Belfast Telegraph

Friday 22 August 2014

Orange Order bid to unite unionists

The UUP's Sir Reg Empey

The Orange Order has been at the centre of more behind-the-scenes moves to bring together the two main Unionist parties in Northern Ireland, it has been revealed.

Democratic Unionist Party leader Peter Robinson and Sir Reg Empey, head of the Ulster Unionist Party, were involved in a meeting at the headquarters of the institution in Belfast at the beginning of last month.

A spokesman for the Orange Order said: "It was a private meeting to discuss Unionist unity which is a long term aspiration of the Orange Order."

The Order's Grand Master Robert Saulters and secretary Drew Nelson hosted the discussions which took place before Mr Robinson temporarily stood down as the Northern Ireland First Minister in the aftermath of the sex and money scandal involving his disgraced MP wife Iris.

The Conservative Party's Northern Ireland spokesman Owen Patterson organised secret talks in the greater London area between the two parties.

Senior members of both sides believe there will have to be some sort of electoral pact in advance of this year's general election in a bid to win back seats in south Belfast and Fermanagh-south Tyrone.

But, more importantly, they fear Sinn Fein could be returned as the largest single party at the next Northern Ireland Assembly election leaving Martin McGuinness as potentially the next First Minister at Stormont unless they can come to an agreement to prevent splits in the Unionist vote.

That election is not due until next year, but that poll might be called if crucial talks between the DUP and Sinn Fein fail to agree a date on the transfer of policing and justice powers.

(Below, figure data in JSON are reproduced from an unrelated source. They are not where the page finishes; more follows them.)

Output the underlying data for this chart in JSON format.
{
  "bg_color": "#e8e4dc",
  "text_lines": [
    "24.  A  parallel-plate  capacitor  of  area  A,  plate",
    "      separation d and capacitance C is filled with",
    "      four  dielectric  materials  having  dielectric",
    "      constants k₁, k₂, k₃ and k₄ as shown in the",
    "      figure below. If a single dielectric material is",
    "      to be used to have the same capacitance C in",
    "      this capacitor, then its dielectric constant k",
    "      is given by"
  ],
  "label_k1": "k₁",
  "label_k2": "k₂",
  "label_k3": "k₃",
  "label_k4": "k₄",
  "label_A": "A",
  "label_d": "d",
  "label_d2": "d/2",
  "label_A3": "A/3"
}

Mr Robinson and Sir Reg are already under pressure from the emerging threat of Jim Allisters smaller Traditional Unionist Voice (TUV) which is vehemently opposed to the powersharing executive.

Ulster Unionist MLA David McNarry, who took part in the talks with the Orange Order, said if the policies were not right, then the two parties could not come together. But he also told BBC Northern Ireland's Hearts and Minds political affairs programme: "United we stand, divided we fall.....There cannot be three Unionist parties, that's for sure, to shred the vote.